Sebzelerin her birine ayrı ayrı saygı duyuyorum ama her bireyin herhangi bir yiyeceği sevmeme ve yememe hakkı olduğunu da belirtmeliyim.

Yazan: M. Banu Aksoy

Doğrudan konuya gireyim: Çocuklar pekâlâ sebze yer. Hem de bayıla bayıla… Çocukların sebze sevmediği ve yemediği iddiası yetişkinlerin uydurmasından başka bir şey değildir. Bir çocuk sebze sevmemeye ve yememeye başladıysa da bence bunun
başlıca sorumlusu yine yetişkinlerdir. Ne yazık ki bir küçük insan brokolinin kötü, kerevizin iğrenç veya lahananın rahatsız edici olduğunu çevresinden -çevresindeki yetişkinlerden– ne kadar çok duyarsa, günün birinde sebze yemeyen bir insana dönüşmesi olasılığı da o kadar yüksektir. Sebzelerin kötü veya lezzetsiz olduğu mesajı vermekten vazgeçelim.

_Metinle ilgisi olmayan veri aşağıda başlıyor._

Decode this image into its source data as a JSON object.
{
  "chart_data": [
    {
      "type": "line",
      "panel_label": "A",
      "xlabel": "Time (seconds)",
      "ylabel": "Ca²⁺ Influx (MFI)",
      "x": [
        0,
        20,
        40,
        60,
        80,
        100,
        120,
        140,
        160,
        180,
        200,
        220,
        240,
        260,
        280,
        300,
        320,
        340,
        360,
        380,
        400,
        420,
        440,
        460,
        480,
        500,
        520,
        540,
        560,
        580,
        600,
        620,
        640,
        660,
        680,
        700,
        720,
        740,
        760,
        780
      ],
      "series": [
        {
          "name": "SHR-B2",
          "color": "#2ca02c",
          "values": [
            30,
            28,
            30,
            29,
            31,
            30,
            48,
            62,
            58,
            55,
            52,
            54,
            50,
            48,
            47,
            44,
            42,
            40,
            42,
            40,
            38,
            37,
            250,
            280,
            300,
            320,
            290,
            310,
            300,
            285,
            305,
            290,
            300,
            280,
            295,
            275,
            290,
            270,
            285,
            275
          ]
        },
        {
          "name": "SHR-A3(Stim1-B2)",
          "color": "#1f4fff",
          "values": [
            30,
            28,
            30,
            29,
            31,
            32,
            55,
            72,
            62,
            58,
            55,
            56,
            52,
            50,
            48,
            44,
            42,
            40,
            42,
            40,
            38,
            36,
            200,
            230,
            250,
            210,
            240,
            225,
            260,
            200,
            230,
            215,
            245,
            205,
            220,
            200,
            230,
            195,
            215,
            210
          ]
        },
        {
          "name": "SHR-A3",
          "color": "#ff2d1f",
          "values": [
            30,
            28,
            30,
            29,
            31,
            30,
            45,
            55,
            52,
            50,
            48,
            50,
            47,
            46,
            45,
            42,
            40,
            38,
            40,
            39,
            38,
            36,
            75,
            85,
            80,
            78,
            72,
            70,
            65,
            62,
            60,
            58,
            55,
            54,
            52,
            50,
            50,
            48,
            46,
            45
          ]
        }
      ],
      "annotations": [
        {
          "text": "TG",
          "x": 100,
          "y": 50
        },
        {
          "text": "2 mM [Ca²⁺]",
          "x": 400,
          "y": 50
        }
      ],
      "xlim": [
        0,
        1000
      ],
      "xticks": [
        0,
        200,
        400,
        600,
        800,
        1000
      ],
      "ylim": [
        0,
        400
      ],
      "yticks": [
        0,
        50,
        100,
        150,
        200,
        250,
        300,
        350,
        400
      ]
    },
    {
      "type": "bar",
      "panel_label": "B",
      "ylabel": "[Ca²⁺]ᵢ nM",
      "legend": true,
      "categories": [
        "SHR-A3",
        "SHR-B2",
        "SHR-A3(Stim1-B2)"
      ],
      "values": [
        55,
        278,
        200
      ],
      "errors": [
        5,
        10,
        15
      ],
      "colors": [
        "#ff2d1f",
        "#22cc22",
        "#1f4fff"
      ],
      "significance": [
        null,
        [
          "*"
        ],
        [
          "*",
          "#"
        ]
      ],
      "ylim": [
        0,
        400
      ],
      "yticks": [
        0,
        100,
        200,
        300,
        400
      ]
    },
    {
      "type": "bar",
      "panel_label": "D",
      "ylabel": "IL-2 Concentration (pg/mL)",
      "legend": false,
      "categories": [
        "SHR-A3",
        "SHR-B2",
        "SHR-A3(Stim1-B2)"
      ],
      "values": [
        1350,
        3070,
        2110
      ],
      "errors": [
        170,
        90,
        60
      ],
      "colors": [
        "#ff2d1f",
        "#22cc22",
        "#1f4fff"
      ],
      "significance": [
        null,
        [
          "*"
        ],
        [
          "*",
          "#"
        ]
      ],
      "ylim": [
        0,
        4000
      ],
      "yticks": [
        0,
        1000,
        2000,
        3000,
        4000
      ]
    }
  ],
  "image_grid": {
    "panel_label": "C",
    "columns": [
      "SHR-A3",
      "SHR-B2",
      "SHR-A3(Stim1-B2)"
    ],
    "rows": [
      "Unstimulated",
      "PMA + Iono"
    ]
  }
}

Yazar David Aceituno da çocukların sebze sevmemeleri ihtimalinden yola çıkmış olsa gerek ki sebzeleri sempatik
göstermeye yönelik bir kitaba imza atmış. Sebzelerin İsyanı, bir buzdolabının içinde patlak veren sebze ayaklanmasını konu ediyor. Balkabağı huysuz ve sulu gözlü çocuklardan usandığını haykırırken pazı çocukların onlardan iğrenmesine itiraz ediyor.
Ardından isyana katılan sebzelerin her biri kendi meramını dile getiriyor. Bunu yaparlarken de alttan alta “Biz iğrenciz,” mesajını da sık sık veriyorlar.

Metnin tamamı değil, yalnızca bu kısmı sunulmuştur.